На островах не было радио, и мы не знали последних новостей. И вдруг разнесся слух, что из Марселя и Гваделупы мы якобы снабжаем немецкие подводные лодки. Вот тебе и на, попробуй тут разобраться! Вести поступали самые противоречивые.
— Знаешь что, Папийон? Именно сейчас мы должны организовать бунт, чтобы потом передать острова людям де Голля.
— Думаешь, Длинному Шарло так нужны каторжане? На черта они ему сдались?
— Ну чтоб добавилось еще две-три тысячи граждан.
— Ах, граждан! Наверное тех, у кого проказа. Или дизентерийных, или у кого поехала крыша. Смеешься, что ли? На хрена ему такое барахло? Он не дурак.
— Ну а тысячи две здоровых?
— Это другое дело. Думаешь если здоровые, так пригодны в армию? Думаешь война — это нечто вроде вооруженного грабежа? Грабеж длится минут десять, а война несколько лет. Чтобы стать настоящим солдатом, надо иметь патриотические чувства. Не больно-то много тут тех, кто готов отдать за Францию свою жизнь.
— А зачем отдавать ее после того, что она с нами сделала?
— Значит, я прав. Слава богу, у этого верзилы Шарло есть другие, с кем он может выиграть войну, И как подумаешь только, что эти свиньи немцы вошли в нашу страну! Как подумаешь, что нашлись французы, которые тут же перешли на их сторону! Здесь фараоны все до единого твердят, что они на стороне Петена!
— Неплохой повод снять с себя обвинение, оправдаться, — заметил один каторжанин.
До сих пор никто не говорил об оправдании. А сейчас вдруг все — и блатные в законе, и мелкая шушера, — все бедняги узрели вдруг какой-то проблеск надежды.
— Папийон, так тот бунт устроили нарочно, с целью примкнуть к де Голлю?
— Сожалею, но я ни перед кем не собираюсь оправдываться. В гробу я видал Французское правосудие и его статью об амнистии! Мой долг — устроить побег, а потом, когда стану свободным, буду жить как нормальный человек среди нормальных людей, жить в обществе, не представляя для него опасности.
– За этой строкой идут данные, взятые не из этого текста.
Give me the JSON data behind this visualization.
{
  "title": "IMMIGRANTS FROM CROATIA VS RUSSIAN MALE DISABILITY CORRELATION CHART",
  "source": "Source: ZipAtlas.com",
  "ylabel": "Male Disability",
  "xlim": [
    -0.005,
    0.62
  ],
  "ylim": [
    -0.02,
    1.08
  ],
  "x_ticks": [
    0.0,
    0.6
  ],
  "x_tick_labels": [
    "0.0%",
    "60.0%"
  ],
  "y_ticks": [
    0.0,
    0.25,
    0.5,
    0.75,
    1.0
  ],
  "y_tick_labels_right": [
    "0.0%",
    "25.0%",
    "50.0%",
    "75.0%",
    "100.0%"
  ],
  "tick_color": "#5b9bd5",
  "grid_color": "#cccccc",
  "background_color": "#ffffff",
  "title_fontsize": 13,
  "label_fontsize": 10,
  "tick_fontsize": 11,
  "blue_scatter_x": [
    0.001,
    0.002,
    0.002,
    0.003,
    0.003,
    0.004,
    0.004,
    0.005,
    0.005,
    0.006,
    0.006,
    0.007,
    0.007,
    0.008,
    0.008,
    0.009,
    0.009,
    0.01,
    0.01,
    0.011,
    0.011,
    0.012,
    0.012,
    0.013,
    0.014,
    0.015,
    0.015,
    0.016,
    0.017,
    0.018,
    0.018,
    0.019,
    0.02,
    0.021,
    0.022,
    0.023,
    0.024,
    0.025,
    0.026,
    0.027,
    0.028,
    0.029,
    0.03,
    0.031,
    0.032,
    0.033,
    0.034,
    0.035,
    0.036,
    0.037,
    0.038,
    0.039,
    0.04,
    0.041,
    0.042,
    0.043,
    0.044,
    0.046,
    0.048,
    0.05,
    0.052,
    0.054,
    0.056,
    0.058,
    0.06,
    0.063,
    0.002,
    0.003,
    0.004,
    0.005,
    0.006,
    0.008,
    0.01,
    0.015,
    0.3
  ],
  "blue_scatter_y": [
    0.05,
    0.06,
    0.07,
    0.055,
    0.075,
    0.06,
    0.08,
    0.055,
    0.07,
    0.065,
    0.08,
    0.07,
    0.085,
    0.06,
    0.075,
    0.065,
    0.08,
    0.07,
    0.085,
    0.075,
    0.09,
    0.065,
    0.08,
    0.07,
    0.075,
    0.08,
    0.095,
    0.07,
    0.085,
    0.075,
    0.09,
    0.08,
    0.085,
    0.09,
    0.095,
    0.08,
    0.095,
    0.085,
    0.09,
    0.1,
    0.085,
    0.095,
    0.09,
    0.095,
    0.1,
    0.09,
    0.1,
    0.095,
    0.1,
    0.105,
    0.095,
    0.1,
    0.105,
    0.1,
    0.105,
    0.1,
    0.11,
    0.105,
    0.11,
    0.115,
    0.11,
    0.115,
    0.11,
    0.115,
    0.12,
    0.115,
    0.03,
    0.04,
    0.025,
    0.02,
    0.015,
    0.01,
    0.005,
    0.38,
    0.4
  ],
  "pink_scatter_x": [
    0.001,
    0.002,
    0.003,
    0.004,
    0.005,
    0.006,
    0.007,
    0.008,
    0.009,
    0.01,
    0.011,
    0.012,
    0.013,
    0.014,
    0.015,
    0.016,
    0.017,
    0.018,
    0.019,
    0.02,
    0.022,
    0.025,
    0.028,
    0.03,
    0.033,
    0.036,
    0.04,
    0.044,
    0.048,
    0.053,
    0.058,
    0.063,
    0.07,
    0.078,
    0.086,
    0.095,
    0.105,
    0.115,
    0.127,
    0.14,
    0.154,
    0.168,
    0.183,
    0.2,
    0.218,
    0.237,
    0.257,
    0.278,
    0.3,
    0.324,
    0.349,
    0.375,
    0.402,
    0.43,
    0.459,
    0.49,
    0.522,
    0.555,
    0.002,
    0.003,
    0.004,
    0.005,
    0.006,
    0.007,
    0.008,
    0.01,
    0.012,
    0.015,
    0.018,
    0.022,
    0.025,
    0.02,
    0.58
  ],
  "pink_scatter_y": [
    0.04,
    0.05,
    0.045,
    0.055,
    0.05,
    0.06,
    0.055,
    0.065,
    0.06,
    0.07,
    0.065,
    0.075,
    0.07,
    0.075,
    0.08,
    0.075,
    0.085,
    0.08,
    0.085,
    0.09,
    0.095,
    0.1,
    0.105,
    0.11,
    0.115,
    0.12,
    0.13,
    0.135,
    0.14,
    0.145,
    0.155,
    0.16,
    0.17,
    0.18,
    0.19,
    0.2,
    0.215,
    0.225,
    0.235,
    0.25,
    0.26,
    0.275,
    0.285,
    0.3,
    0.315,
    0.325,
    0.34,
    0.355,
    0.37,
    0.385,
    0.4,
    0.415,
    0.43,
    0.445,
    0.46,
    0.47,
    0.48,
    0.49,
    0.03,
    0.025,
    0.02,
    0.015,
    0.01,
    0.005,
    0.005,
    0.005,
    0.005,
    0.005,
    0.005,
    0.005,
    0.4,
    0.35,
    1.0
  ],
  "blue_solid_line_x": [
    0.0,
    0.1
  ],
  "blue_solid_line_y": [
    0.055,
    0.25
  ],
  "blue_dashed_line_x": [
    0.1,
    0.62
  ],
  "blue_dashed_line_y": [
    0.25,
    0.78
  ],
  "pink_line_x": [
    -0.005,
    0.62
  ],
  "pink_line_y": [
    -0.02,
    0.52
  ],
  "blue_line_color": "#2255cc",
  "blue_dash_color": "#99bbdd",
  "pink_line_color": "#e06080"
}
Я готов принять участие в любом предприятии, лишь бы в результате можно было смыться. А с другой стороны, влезешь в какую-нибудь заваруху, и, знаете, что скажут эти штабисты? Что мы захватили остров, просто чтоб удрать, а не помочь чем-нибудь освобождению Франции. Да и, в конце концов, как знать, кто тут прав. Мне, как и любому другому, больно, что моя родина захвачена, ведь там мои родители, сестры, племянники.